Immagini al posto degli scacchi bianchi un uomo dal volto intelligente; due forti gibbosità appaiono sulla sua fronte, un po’ al di sopra delle ciglia, là dove Gall mette la facoltà del calcolo; porta un collare di barba biondissima ed ha i mustacchi rasi com’è costume di molti americani. È tutto vestito di bianco e, benché sia notte e giuochi al lume della candela, porta un pince-nez affumicato e guarda attraverso quei vetri la scacchiera con intensa concentrazione. Al posto degli scacchi neri c’è un negro, un vero etiopico, dalle labbra rigonfie, senza un pelo di barba sul volto e lanuto il crine come una testa d’ariete; questi ha pronunziatissime le bosses dell’astuzia, della tenacità; non si scorgono i suoi occhi perché tien china la faccia sulla partita che sta giuocando coll’altro. Tanto sono oscuri i suoi panni che pare vestito a lutto. Quei due uomini di colore opposto, muti, immobili, che combattono col loro pensiero, il bianco con gli scacchi bianchi, il negro coi neri, sono strani e quasi solenni e quasi fatali. Per sapere chi sono bisogna saltare indietro sei ore e stare attenti ai discorsi che fanno alcuni forestieri nella sala di lettura del principale albergo d’uno fra i più conosciuti luoghi d’acque minerali in Isvizzera. L’ora è quella che i francesi chiamano entre chien et loup. I camerieri dell’albergo non avevano ancora accese le lampade; i mobili della sala egli individui che conversavano, erano come sommersi nella penombra sempre più folta del crepuscolo; sul tavolo dei giornali bolliva un samovar su d’una gran fiamma di spirito di vino. Quella semi-oscurità facilitava il moto della conversazione; i volti non si vedevano, si udivano soltanto le voci che facevano questi discorsi:
- Sulla lista degli arrivati ho letto quest’oggi il nome barbaro di un nativo del Morant-Bay.
- Oh! un negro! chi potrà essere?
- Io l’ho veduto, milady: pare Satanasso in persona.
- Io l’ho preso per un ourang-outang.
- Io l’ho creduto, quando m’è passato accanto, un assassino che si fosse annerita la faccia.

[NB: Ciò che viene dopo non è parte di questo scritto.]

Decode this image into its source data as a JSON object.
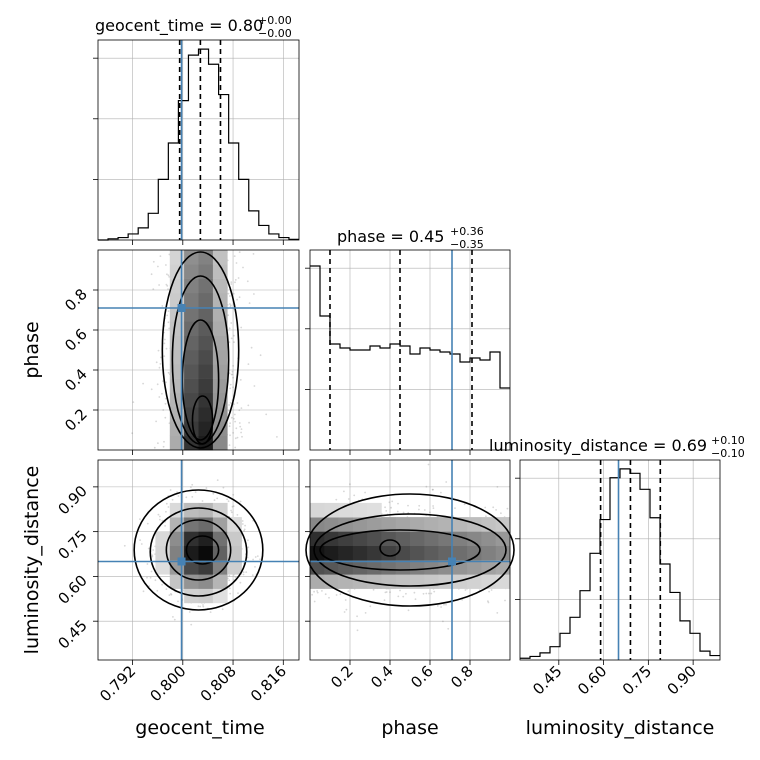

- Ed io lo conosco, signori, e posso assicurarvi che quel negro è il miglior galantuomo di questa terra. Se la sua biografia non vi è nota, posso raccontarvela in poche parole. Quel negro nativo del Morant-Bay venne portato in Europa fanciullo ancora da uno speculatore, il quale, vedendo che la tratta degli schiavi in America era incomoda e non gli fruttava abbastanza, pensò di tentare una piccola tratta di grooms in Europa; imbarcò segretamente una trentina di piccoli negri, figliuoli dei suoi vecchi schiavi, e li vendé a Londra, a Parigi, a Madrid per duemila dollari l’uno. Il nostro negro è uno di questi trenta grooms. La fortuna volle ch’egli capitasse in mano d’un vecchio lord senza famiglia, il quale dopo averlo tenuto cinque anni dietro la sua carrozza, accortosi che il ragazzo era onesto ed intelligente, lo fece suo domestico, poi suo segretario, poi suo amico e, morendo, lo nominò erede di tutte le sue sostanze. Oggi questo negro (che alla morte del suo lord abbandonò l’Inghilterra e si recò in Isvizzera) è uno dei più ricchi possidenti del cantone di Ginevra, ha delle mirabili coltivazioni di tabacco e per un certo suo segreto nella concia della foglia, fabbrica i migliori zigari del paese; anzi guardate: questi vevay che fumiamo ora, vengono dai suoi magazzini, li riconosco pel segno triangolare che v’è impresso verso la metà del loro cono. I ginevrini chiamano questo bravo negro Tom o l’Oncle Tom perché è caritatevole, magnanimo; i suoi contadini lo venerano, lo benedicono. Del resto egli vive solo, sfugge amici e conoscenti; gli rimane al Morant-Bay un unico fratello, nessun altro congiunto; è ancora giovane, ma una crudele etisia lo uccide lentamente; viene qui tutti gli anni per far la cura delle acque.
- Povero Oncle Tom! Quel suo fratello a quest’ora potrebbe già essere stato decapitato dalla ghigliottina di Monklands. Le ultime notizie delle colonie narrano d’una tremenda sollevazione di schiavi furiosamente combattuta dal governatore britannico. Ecco intorno a ciò cosa narra l’ultimo numero del Times: "I soldati della regina inseguono un negro di nome Gall-Ruck che si era messo a capo della rivolta con una banda di 600 uomini ecc. ecc.".